Woody plants are sometimes damaged when female cicadas lay their eggs inside undeveloped tree shoots. Some trees, like the mesquite, sometimes lose branches when cicadas make slits in those branches to deposit their eggs.
If a tree is established, cicada egg-laying and feeding aren’t huge issues - just prune away any branches that start to show problems. Less-established trees may die or experience stunted growth after cicada interference, but that, too, is uncommon.
The good news? Because cicadas emerge so infrequently, they are not likely to cause damage that these woody plants can’t make up for with healthy growth in subsequent seasons.
What areas are susceptible to cicadas?
Cicadas do emerge from the ground beneath your lawn, but they won’t damage it. Though they make one-inch holes and three-inch “mud chimneys” in the dirt, that won’t harm the soil. In fact, dead cicadas can add nitrogen to the soil, and their holes provide aeration.
What’s more, cicadas also won’t damage your flowers or vegetables, as they aren’t woody plants.
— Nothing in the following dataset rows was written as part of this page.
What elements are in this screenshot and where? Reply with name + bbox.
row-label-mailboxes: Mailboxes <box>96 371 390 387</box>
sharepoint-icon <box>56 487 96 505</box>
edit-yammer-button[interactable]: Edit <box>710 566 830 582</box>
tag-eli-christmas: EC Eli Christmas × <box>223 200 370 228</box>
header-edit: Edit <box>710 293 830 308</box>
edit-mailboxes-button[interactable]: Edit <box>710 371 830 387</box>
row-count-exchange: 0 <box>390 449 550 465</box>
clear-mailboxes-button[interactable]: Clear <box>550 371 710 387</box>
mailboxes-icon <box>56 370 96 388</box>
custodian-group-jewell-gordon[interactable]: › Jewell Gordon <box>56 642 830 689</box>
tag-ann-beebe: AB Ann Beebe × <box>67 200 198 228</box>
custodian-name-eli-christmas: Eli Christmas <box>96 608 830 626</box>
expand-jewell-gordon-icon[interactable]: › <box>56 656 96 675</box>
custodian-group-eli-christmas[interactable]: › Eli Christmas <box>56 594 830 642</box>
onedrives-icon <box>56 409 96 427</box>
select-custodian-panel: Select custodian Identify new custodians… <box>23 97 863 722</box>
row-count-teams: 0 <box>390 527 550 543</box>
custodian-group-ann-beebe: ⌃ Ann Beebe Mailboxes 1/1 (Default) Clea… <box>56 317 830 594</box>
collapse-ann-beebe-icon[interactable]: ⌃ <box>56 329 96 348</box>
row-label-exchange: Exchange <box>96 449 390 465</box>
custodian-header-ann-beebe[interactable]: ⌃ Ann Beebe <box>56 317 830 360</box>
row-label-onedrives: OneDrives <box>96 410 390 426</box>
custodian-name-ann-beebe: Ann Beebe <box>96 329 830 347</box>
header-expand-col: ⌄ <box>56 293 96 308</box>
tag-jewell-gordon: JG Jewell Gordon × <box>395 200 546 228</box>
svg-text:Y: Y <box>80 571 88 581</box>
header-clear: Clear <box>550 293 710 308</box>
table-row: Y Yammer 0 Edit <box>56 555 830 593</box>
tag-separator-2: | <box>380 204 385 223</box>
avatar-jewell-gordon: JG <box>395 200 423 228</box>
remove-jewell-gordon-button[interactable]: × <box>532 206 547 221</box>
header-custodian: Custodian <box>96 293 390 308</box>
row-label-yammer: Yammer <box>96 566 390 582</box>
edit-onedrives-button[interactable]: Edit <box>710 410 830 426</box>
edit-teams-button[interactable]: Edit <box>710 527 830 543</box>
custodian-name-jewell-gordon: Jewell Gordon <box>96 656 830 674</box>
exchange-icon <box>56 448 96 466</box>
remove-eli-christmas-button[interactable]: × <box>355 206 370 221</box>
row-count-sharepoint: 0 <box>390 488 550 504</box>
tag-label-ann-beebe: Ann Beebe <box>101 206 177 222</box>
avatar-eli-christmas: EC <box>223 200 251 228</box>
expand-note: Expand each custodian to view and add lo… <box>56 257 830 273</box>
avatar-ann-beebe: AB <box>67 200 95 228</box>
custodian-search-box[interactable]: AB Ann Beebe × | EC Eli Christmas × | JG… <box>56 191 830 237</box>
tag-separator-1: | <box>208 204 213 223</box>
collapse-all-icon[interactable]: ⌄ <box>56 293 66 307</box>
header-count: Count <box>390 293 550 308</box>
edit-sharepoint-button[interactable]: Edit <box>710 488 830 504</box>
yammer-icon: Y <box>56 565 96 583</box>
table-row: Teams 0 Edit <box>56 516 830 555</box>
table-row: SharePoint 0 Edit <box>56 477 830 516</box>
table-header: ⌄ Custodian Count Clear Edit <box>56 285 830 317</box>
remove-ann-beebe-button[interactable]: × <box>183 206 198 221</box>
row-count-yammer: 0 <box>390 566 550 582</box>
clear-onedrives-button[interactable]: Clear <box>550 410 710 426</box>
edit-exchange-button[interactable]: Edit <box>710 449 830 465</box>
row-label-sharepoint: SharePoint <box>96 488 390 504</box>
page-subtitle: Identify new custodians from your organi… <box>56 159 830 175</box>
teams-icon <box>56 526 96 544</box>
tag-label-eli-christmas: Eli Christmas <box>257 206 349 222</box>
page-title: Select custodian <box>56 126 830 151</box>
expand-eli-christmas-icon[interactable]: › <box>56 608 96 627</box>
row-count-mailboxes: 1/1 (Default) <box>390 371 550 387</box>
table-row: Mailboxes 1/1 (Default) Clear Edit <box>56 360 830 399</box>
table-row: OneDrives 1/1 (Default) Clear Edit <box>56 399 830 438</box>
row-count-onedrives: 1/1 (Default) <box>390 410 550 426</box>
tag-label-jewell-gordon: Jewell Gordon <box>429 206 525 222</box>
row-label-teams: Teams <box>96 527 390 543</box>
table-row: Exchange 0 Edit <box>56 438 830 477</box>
They are also more likely to feed and spawn in established woody areas, more so than in new developments with few trees.
How can I protect my trees from cicadas?
If you are concerned by how your planting and growing season will be affected by cicadas this spring, keep these few considerations in mind:
- Wait: If you haven't planted already, hold off planting young trees until cicada season ends in June. Then, you won't need to worry about a cicada choosing your immature tree and harming it by laying its eggs or feeding from it.
- Wrap: If you’re concerned about the health of a woody plant or have already planted saplings, you can prevent a cicada infestation by wrapping them in netting or plant bags. Cicadas cannot access these plants through these boundaries. Before wrapping, make sure that there are no bird nests in your tree!
- Avoid insecticide: Though cicadas can cause minor damage to some plants and trees, they are mostly harmless as far as insect infestations go - so there's really no need to spray. Insecticides are far more likely to harm the plants themselves, as well as beneficial bugs and other animals in the area.
- Provide extra care: Young or already-struggling trees are much more likely to recover from the effects of cicadas if they’re well taken care of. That means mulching around their roots and watering more frequently if they’re not getting at least an inch of rainwater per week.
Brood X: The bottom line
Despite some anxiety about the impending emergence of Brood X, these large insects are fairly harmless to most of your landscaping. Still, newly-planted trees are cicadas’ favorite snacks and egg-laying spots, so to ensure your peace of mind, you may want to take a few precautions - especially with new plants.
If you can’t hold off planting young saplings, you can protect them with netting or plant bags, along with enough water and mulch to help them thrive. You don’t need insecticides, since these bugs are largely harmless and you want to avoid negatively impacting other plants and animals in the area!
Though cicadas’ chirping may get on your nerves this spring, you’re likely to have worse nuisances in your garden than these guys. The best thing to do? Just wait it out.